Brockman described the chip as part of a “long-term full-stack infrastructure strategy to make compute more abundant.” Hock Tan put it in deployment terms: enabling gigawatt-scale data centers with Microsoft “beginning in 2026.” What neither addressed is whether OpenAI’s data center position will match its compute ambitions. Jalapeño deploys into Microsoft Azure infrastructure, not OpenAI-owned facilities. Owning the silicon is one layer of independence. Owning the rack, the power, and the real estate is a different problem, one that a well-timed ASIC does not solve. In the AI infrastructure competition reshaping the industry, control of the full stack has become the defining structural ambition of every major AI lab. Jalapeño is OpenAI’s opening move in that game.

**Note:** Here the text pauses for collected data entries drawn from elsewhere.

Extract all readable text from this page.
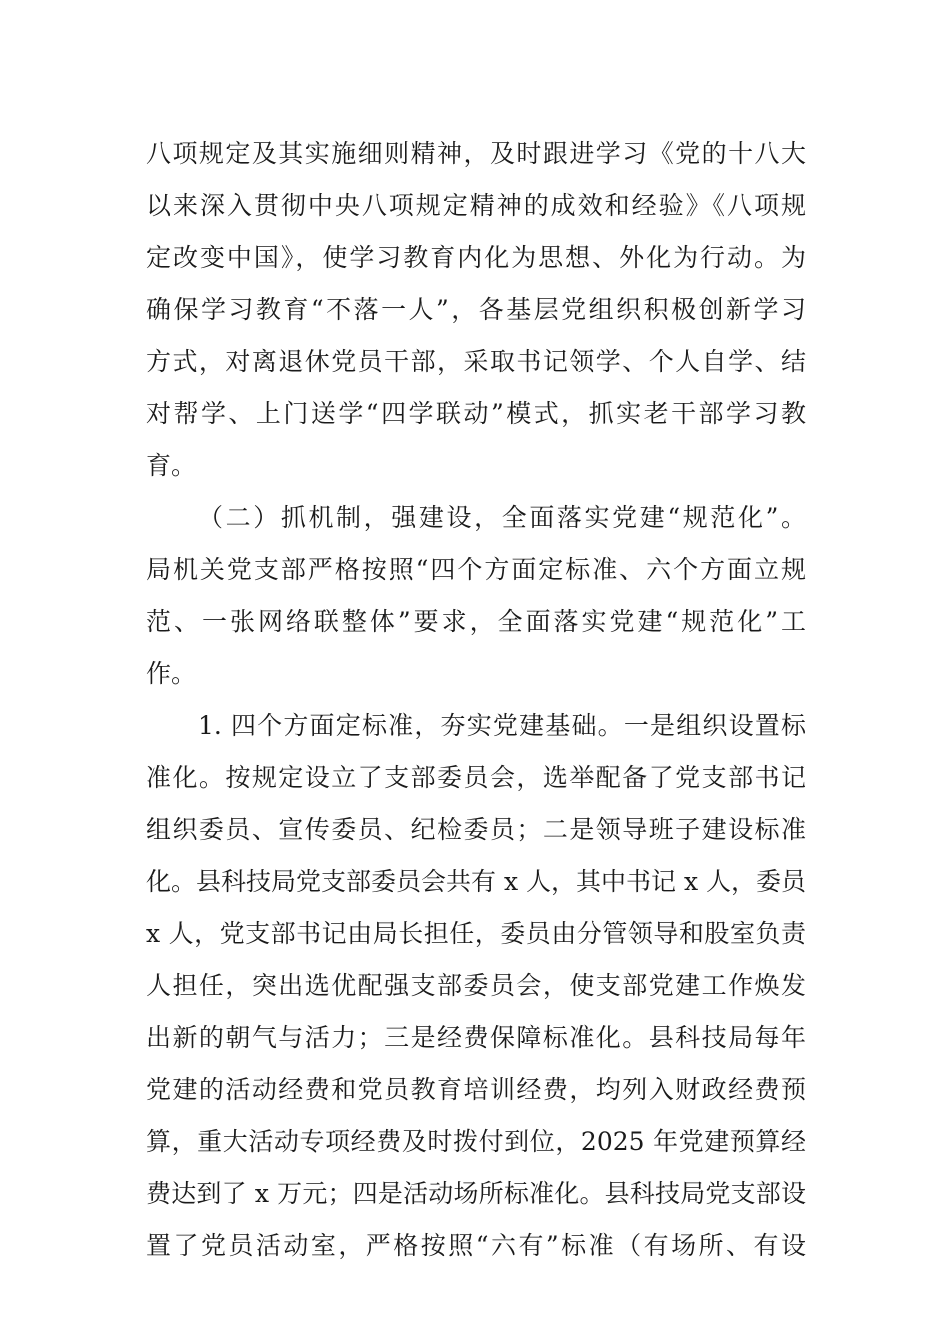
八项规定及其实施细则精神，及时跟进学习《党的十八大
以来深入贯彻中央八项规定精神的成效和经验》《八项规
定改变中国》，使学习教育内化为思想、外化为行动。为
确保学习教育“不落一人”，各基层党组织积极创新学习
方式，对离退休党员干部，采取书记领学、个人自学、结
对帮学、上门送学“四学联动”模式，抓实老干部学习教
育。
（二）抓机制，强建设，全面落实党建“规范化”。
局机关党支部严格按照“四个方面定标准、六个方面立规
范、一张网络联整体”要求，全面落实党建“规范化”工
作。
1. 四个方面定标准，夯实党建基础。一是组织设置标
准化。按规定设立了支部委员会，选举配备了党支部书记
组织委员、宣传委员、纪检委员；二是领导班子建设标准
化。县科技局党支部委员会共有 x 人，其中书记 x 人，委员
x 人，党支部书记由局长担任，委员由分管领导和股室负责
人担任，突出选优配强支部委员会，使支部党建工作焕发
出新的朝气与活力；三是经费保障标准化。县科技局每年
党建的活动经费和党员教育培训经费，均列入财政经费预
算，重大活动专项经费及时拨付到位，2025 年党建预算经
费达到了 x 万元；四是活动场所标准化。县科技局党支部设
置了党员活动室，严格按照“六有”标准（有场所、有设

One thing the announcement did not address: TSMC’s 3nm capacity is heavily contested. Apple holds the largest share of advanced-node EUV output and is ramping A-series and M-series chips simultaneously. Nvidia’s next-generation training accelerators sit on the same advanced nodes. OpenAI has not disclosed where it sits in TSMC’s wafer allocation queue, what its committed wafer volumes are, or what the per-unit cost structure looks like at production scale. The 50% cost reduction is a projection. Whether it becomes a business result sometime in 2027 depends on questions OpenAI has not yet answered.